A aviação e as relações internacionais, um recorte até o desenvolvimento no período pós Segunda Guerra.

O desejo do homem em voar está presente na humanidade provavelmente desde que o homem pré-histórico passou a observar o voo dos pássaros e animais voadores daquela época. Ao longo da história, desde as tentativas mal sucedidas de voos até os dias atuais, a aviação experimentou grandes mudanças e avanços e no período pós Segunda Guerra, assumiu o cenário internacional como um dos principais meios de transporte de passageiros e mercadorias no contexto mundial, sem contar o grande salto do avião como uma arma de guerra. Anteriormente feitas de madeira, atualmente a grande maioria das aeronaves usa materiais compostos como alumínio e fibras de carbono, desenvolvidos graças ao desenvolvimento de supercomputadores.

© Boeing

Na antiguidade, por muitos longos anos, o homem achou que seria capaz de voar ou flutuar com o auxílio de asas, igual aos pássaros – o que logicamente não deu certo. Foi por volta do ano 200 A.C que o matemático e físico Arquimedes descobriu como os objetos flutuavam em líquidos e a parti daí, o inglês Roger Bacon chegou à conclusão que se as maquinas voadoras tivessem as características adequadas, assim como a água suporta um navio, o ar iria suportar a máquina.

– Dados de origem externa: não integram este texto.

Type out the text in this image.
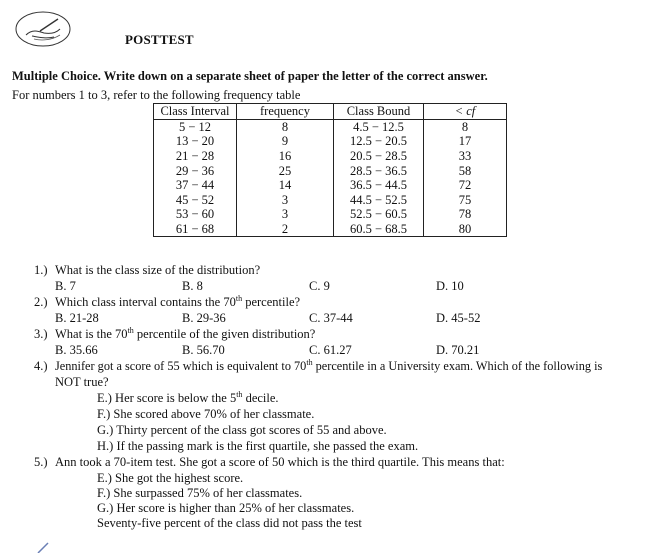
POSTTEST
Multiple Choice. Write down on a separate sheet of paper the letter of the correct answer.
For numbers 1 to 3, refer to the following frequency table
Class Interval	frequency	Class Bound	< cf
5 − 12	8	4.5 − 12.5	8
13 − 20	9	12.5 − 20.5	17
21 − 28	16	20.5 − 28.5	33
29 − 36	25	28.5 − 36.5	58
37 − 44	14	36.5 − 44.5	72
45 − 52	3	44.5 − 52.5	75
53 − 60	3	52.5 − 60.5	78
61 − 68	2	60.5 − 68.5	80
1.) What is the class size of the distribution?
B. 7	B. 8	C. 9	D. 10
2.) Which class interval contains the 70th percentile?
B. 21-28	B. 29-36	C. 37-44	D. 45-52
3.) What is the 70th percentile of the given distribution?
B. 35.66	B. 56.70	C. 61.27	D. 70.21
4.) Jennifer got a score of 55 which is equivalent to 70th percentile in a University exam. Which of the following is
NOT true?
E.) Her score is below the 5th decile.
F.) She scored above 70% of her classmate.
G.) Thirty percent of the class got scores of 55 and above.
H.) If the passing mark is the first quartile, she passed the exam.
5.) Ann took a 70-item test. She got a score of 50 which is the third quartile. This means that:
E.) She got the highest score.
F.) She surpassed 75% of her classmates.
G.) Her score is higher than 25% of her classmates.
Seventy-five percent of the class did not pass the test
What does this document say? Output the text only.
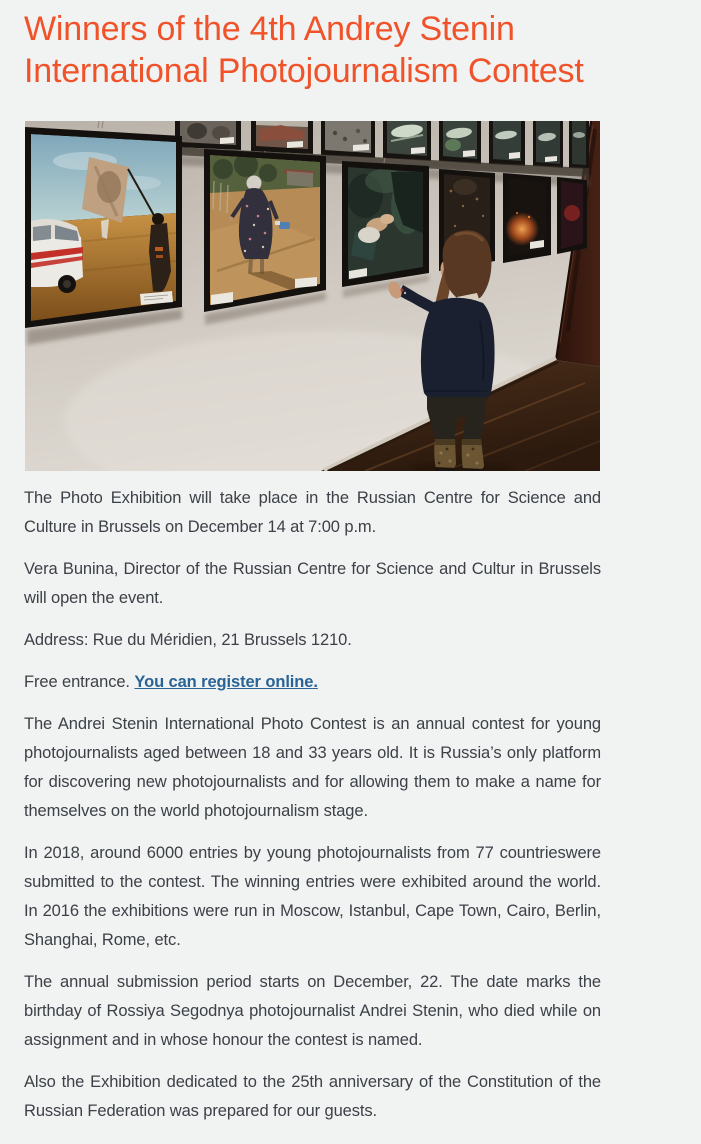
Winners of the 4th Andrey Stenin International Photojournalism Contest

The Photo Exhibition will take place in the Russian Centre for Science and Culture in Brussels on December 14 at 7:00 p.m.

Vera Bunina, Director of the Russian Centre for Science and Cultur in Brussels will open the event.

Address: Rue du Méridien, 21 Brussels 1210.

Free entrance. You can register online.

The Andrei Stenin International Photo Contest is an annual contest for young photojournalists aged between 18 and 33 years old. It is Russia’s only platform for discovering new photojournalists and for allowing them to make a name for themselves on the world photojournalism stage.

In 2018, around 6000 entries by young photojournalists from 77 countrieswere submitted to the contest. The winning entries were exhibited around the world. In 2016 the exhibitions were run in Moscow, Istanbul, Cape Town, Cairo, Berlin, Shanghai, Rome, etc.

The annual submission period starts on December, 22. The date marks the birthday of Rossiya Segodnya photojournalist Andrei Stenin, who died while on assignment and in whose honour the contest is named.

Also the Exhibition dedicated to the 25th anniversary of the Constitution of the Russian Federation was prepared for our guests.
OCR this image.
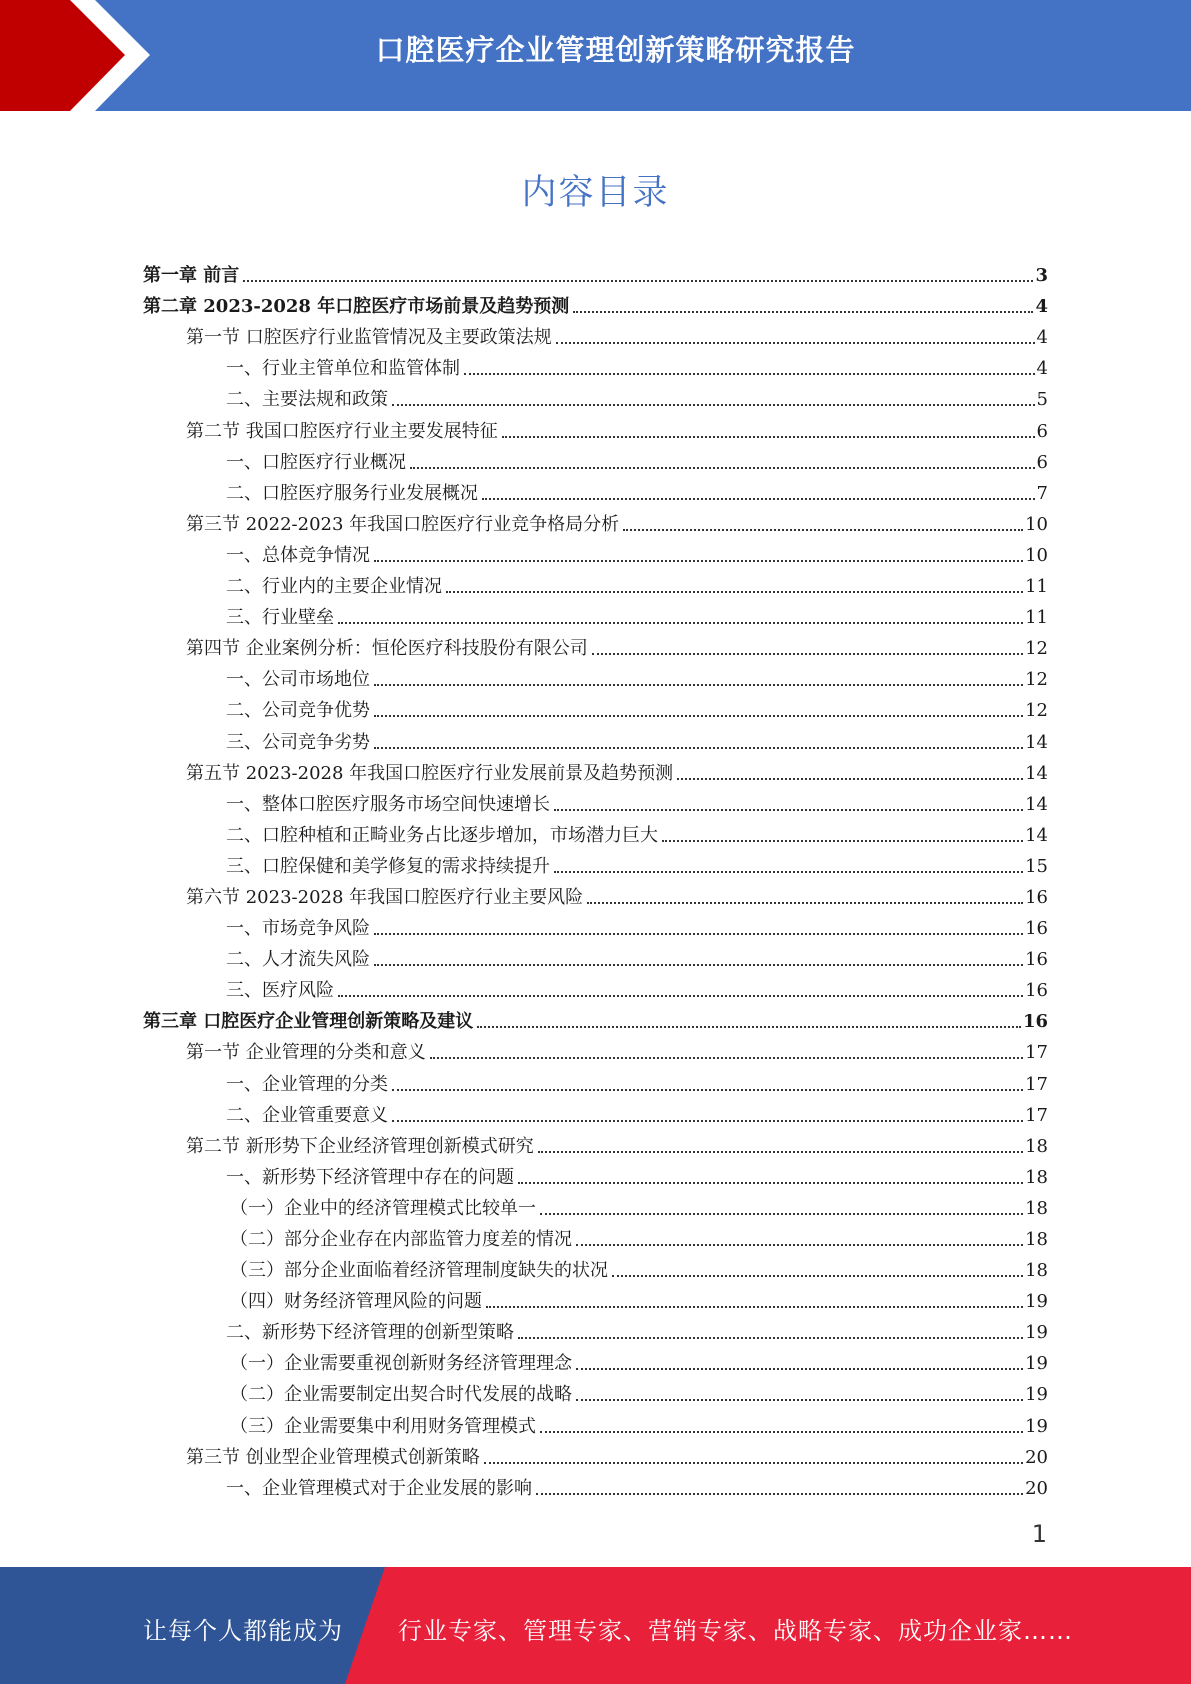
口腔医疗企业管理创新策略研究报告
内容目录
第一章 前言	3
第二章 2023-2028 年口腔医疗市场前景及趋势预测	4
第一节 口腔医疗行业监管情况及主要政策法规	4
一、行业主管单位和监管体制	4
二、主要法规和政策	5
第二节 我国口腔医疗行业主要发展特征	6
一、口腔医疗行业概况	6
二、口腔医疗服务行业发展概况	7
第三节 2022-2023 年我国口腔医疗行业竞争格局分析	10
一、总体竞争情况	10
二、行业内的主要企业情况	11
三、行业壁垒	11
第四节 企业案例分析：恒伦医疗科技股份有限公司	12
一、公司市场地位	12
二、公司竞争优势	12
三、公司竞争劣势	14
第五节 2023-2028 年我国口腔医疗行业发展前景及趋势预测	14
一、整体口腔医疗服务市场空间快速增长	14
二、口腔种植和正畸业务占比逐步增加，市场潜力巨大	14
三、口腔保健和美学修复的需求持续提升	15
第六节 2023-2028 年我国口腔医疗行业主要风险	16
一、市场竞争风险	16
二、人才流失风险	16
三、医疗风险	16
第三章 口腔医疗企业管理创新策略及建议	16
第一节 企业管理的分类和意义	17
一、企业管理的分类	17
二、企业管重要意义	17
第二节 新形势下企业经济管理创新模式研究	18
一、新形势下经济管理中存在的问题	18
（一）企业中的经济管理模式比较单一	18
（二）部分企业存在内部监管力度差的情况	18
（三）部分企业面临着经济管理制度缺失的状况	18
（四）财务经济管理风险的问题	19
二、新形势下经济管理的创新型策略	19
（一）企业需要重视创新财务经济管理理念	19
（二）企业需要制定出契合时代发展的战略	19
（三）企业需要集中利用财务管理模式	19
第三节 创业型企业管理模式创新策略	20
一、企业管理模式对于企业发展的影响	20
1
让每个人都能成为 行业专家、管理专家、营销专家、战略专家、成功企业家……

Neste período, outro grande nome dedicou-se ao desenvolvimento de máquinas voadoras foi o artista italiano Leonardo da Vinci, que através dos seus desenhos arquitetou o que foi posteriormente seria considerado como primeiro esboço sério de uma aeronave tripulada.

Mas o desejo do homem ainda estava longe de ser alcançado. Foi somente no século XVIII que o homem realizou pela primeira vez o feito de sair do chão, ao menos por alguns centímetros e por alguns segundos, quando o aeróstato de papel passarola, construído por Bartolomeu de Gusmão, alçou voo em 8 de agosto de 1709 na corte de Dom João V de Portugal, no que seria o surgimento de aeronaves mais leves que o ar. O segundo voo humano registrado na história ocorreu em 1783 na capital francesa Paris, onde Jean-François Pilâtre de Rozier e François Laurent d’Arlandes voaram por oito quilômetros em um balão de ar quente inventado pelos irmãos Montgolfier, fabricantes de papel. A partir deste feito, os irmãos Montgolfier continuariam a fabricar outros balões, o que estimulou que o balonismo se tornasse muito comum na Europa ao longo do século XVIII e permitissem o aprofundamento nos conhecimentos da relação entre altitude e a atmosfera.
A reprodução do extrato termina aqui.